Les derniers sondages disponibles ne laissaient guère de doute sur le fait que Syriza puisse arriver en tête ce dimanche soir. Le parti d'Alexis Tsipras était donné entre 30% et 35% des suffrages, avec de 3 à 7 points d'avance sur Nouvelle Démocratie. Cette première place est importante: elle offre au parti qui la conquiert un bonus de 50 des 300 députés du parlement, la Vouli. Cette avance de Syriza s'explique par deux phénomènes. Le premier est clairement le rejet des élites traditionnelles incarnées par les deux partis qui se sont partagé le pouvoir depuis le retour de la démocratie, en 1974.

«Nous ne pouvons plus faire confiance à ceux qui sont la cause de nos difficultés. Comment croire qu'ils veulent vraiment changer le pays ? Il faut des hommes nouveaux», déclare ainsi Giorgos, un passant qui sort du stand de Syriza, dressé sur la place Klafthmonos.

Stavros, un des militants chargés de convaincre les indécis, reconnaît que l'argument du renouvellement du personnel politique est celui qui, le plus souvent, fait mouche auprès des électeurs.

« Pour moi, Syriza, c'est le Pasok des origines »

Le deuxième élément qui soutient la progression de Syriza, c'est sa modération. Certes, le programme du parti d'Alexis Tsipras est très «social», il prévoit un retour du salaire minimum à son niveau d'avant la crise et la réembauche de certains fonctionnaires, mais il insiste aussi sur son engagement à respecter l'équilibre budgétaire et sur sa volonté indéfectible de demeurer dans la zone euro, afin de ne pas perdre le «fruit des efforts» des Grecs.
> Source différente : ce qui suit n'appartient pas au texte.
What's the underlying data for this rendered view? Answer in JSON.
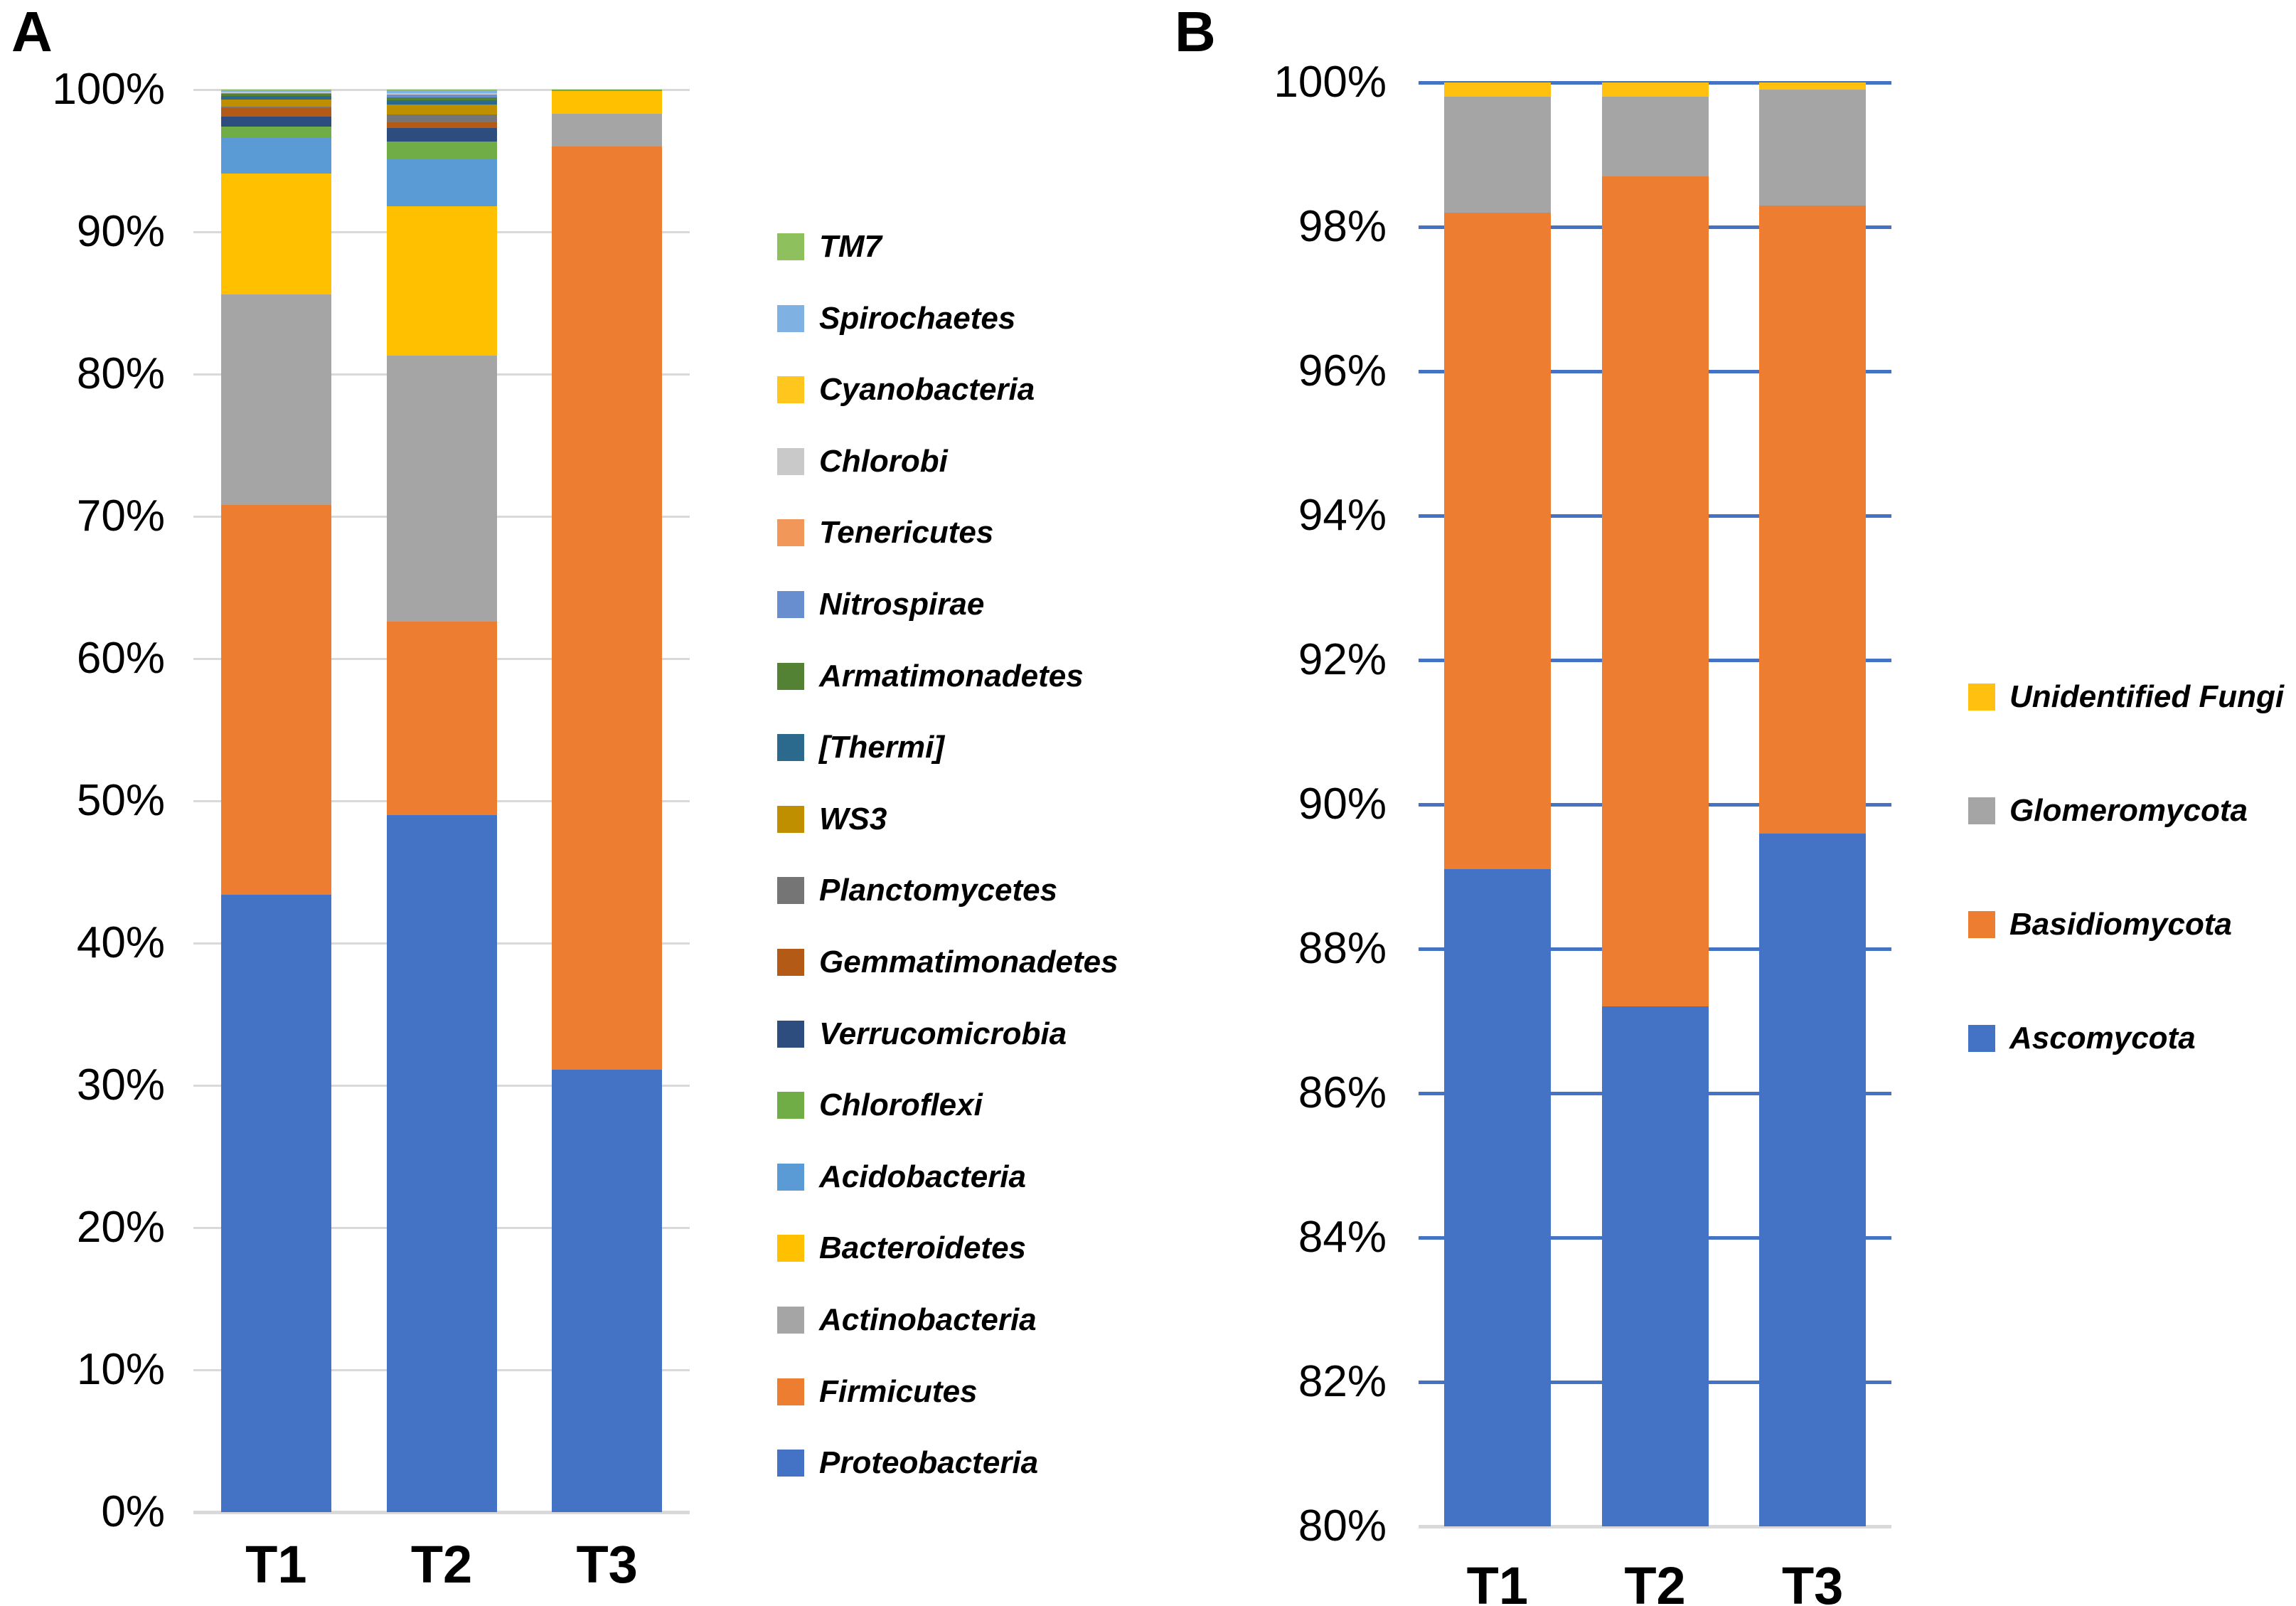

Syriza a gommé une grande partie de son héritage marxiste pour rassembler un grand nombre d'électeurs et cesser de faire peur.

«Pour moi, Syriza, c'est le Pasok des origines, celui qui voulait vraiment changer les choses», explique un retraité, ancien militant du Pasok, qui sort du stand de la place Klafthmonos.

Cette stratégie est le fruit de l'évolution d'Alexis Tsipras qui, après son succès de 2012, où Syriza était arrivé en deuxième position avec plus de 23% des voix, a compris que le pouvoir était à portée de main. Pour peu que le discours soit plus rassembleur.

À ces deux évolutions s'ajoute l'échec du gouvernement Samaras. Le Premier ministre a bien du mal à convaincre, et les partis de gouvernement se montrent très discrets dans les rues de la capitale. Antonis Samaras a longtemps voulu être le bon élève de la troïka, autrement dit des bailleurs de fonds regroupant BCE, Commission européenne et FMI. Des coupes sans précédent ont été faites dans les dépenses publiques. Souvent sans vrai discernement.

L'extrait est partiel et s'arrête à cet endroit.